What was produced is a significant departure from Where can I go?. That book by PRSS art students was also written about their experiences – this time in the Khutzymateen provincial park – and why the current forest area is vital to our future.

Prince Rupert: A Self-Guided Walking Tour, follows the same kind of path but ends with a much different statement – what has happened to the downtown?

That wasn’t the original goal of the project.

“The original goal was just for kids in the classes to see how something they worked on and finished could look professionally,” said Parker. “I [also] wanted students to really learn the history of Prince Rupert – but to actually learn about the history, not just a blurb,” said Parker.

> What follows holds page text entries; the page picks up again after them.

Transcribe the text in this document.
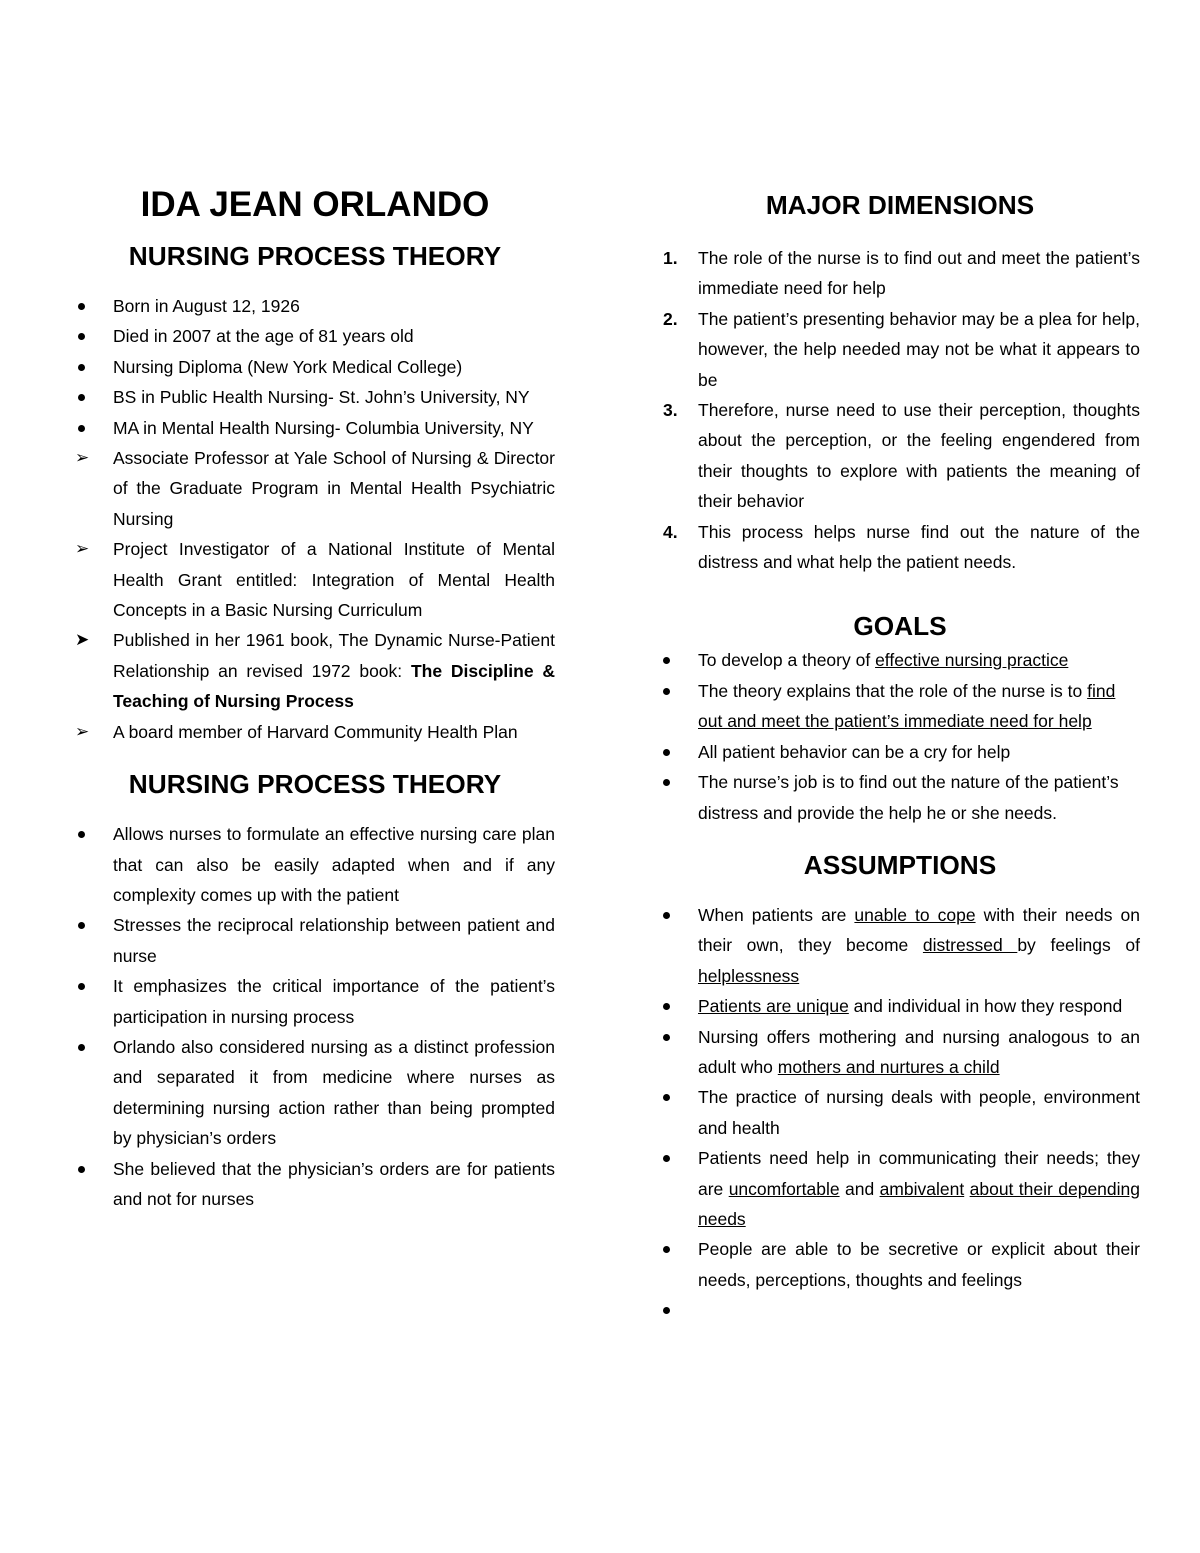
IDA JEAN ORLANDO
NURSING PROCESS THEORY
Born in August 12, 1926
Died in 2007 at the age of 81 years old
Nursing Diploma (New York Medical College)
BS in Public Health Nursing- St. John’s University, NY
MA in Mental Health Nursing- Columbia University, NY
➢	Associate Professor at Yale School of Nursing & Director of the Graduate Program in Mental Health Psychiatric Nursing
➢	Project Investigator of a National Institute of Mental Health Grant entitled: Integration of Mental Health Concepts in a Basic Nursing Curriculum
➤	Published in her 1961 book, The Dynamic Nurse-Patient Relationship an revised 1972 book: The Discipline & Teaching of Nursing Process
➢	A board member of Harvard Community Health Plan
NURSING PROCESS THEORY
Allows nurses to formulate an effective nursing care plan that can also be easily adapted when and if any complexity comes up with the patient
Stresses the reciprocal relationship between patient and nurse
It emphasizes the critical importance of the patient’s participation in nursing process
Orlando also considered nursing as a distinct profession and separated it from medicine where nurses as determining nursing action rather than being prompted by physician’s orders
She believed that the physician’s orders are for patients and not for nurses
MAJOR DIMENSIONS
1.	The role of the nurse is to find out and meet the patient’s immediate need for help
2.	The patient’s presenting behavior may be a plea for help, however, the help needed may not be what it appears to be
3.	Therefore, nurse need to use their perception, thoughts about the perception, or the feeling engendered from their thoughts to explore with patients the meaning of their behavior
4.	This process helps nurse find out the nature of the distress and what help the patient needs.
GOALS
To develop a theory of effective nursing practice
The theory explains that the role of the nurse is to find out and meet the patient’s immediate need for help
All patient behavior can be a cry for help
The nurse’s job is to find out the nature of the patient’s distress and provide the help he or she needs.
ASSUMPTIONS
When patients are unable to cope with their needs on their own, they become distressed by feelings of helplessness
Patients are unique and individual in how they respond
Nursing offers mothering and nursing analogous to an adult who mothers and nurtures a child
The practice of nursing deals with people, environment and health
Patients need help in communicating their needs; they are uncomfortable and ambivalent about their depending needs
People are able to be secretive or explicit about their needs, perceptions, thoughts and feelings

Now the lesson results may seem overly pessimistic, but it should be noted that the book is not a negative read on Prince Rupert itself. In fact the students had plenty of praise for some of the buildings that exist largely in their original form and the lament for a past is tempered by recognition of success in town.

What Parker took away from the project was that Prince Rupert was once a nice little town that can be that way again.

Both Slack and Pfrimmer talked highly of the way the Oceanview building retains its colonial appearance after all these years. They loved City Hall and Pillsbury house. And newer developments also received kind words.

“Cow bay has that personal touch which makes it look so interesting,” said Slack. “The Bamboo Shoot is also a really cool building, I like how they put the banners together and the building looks like it was cut perfectly. There is really an appealing appearance to it.”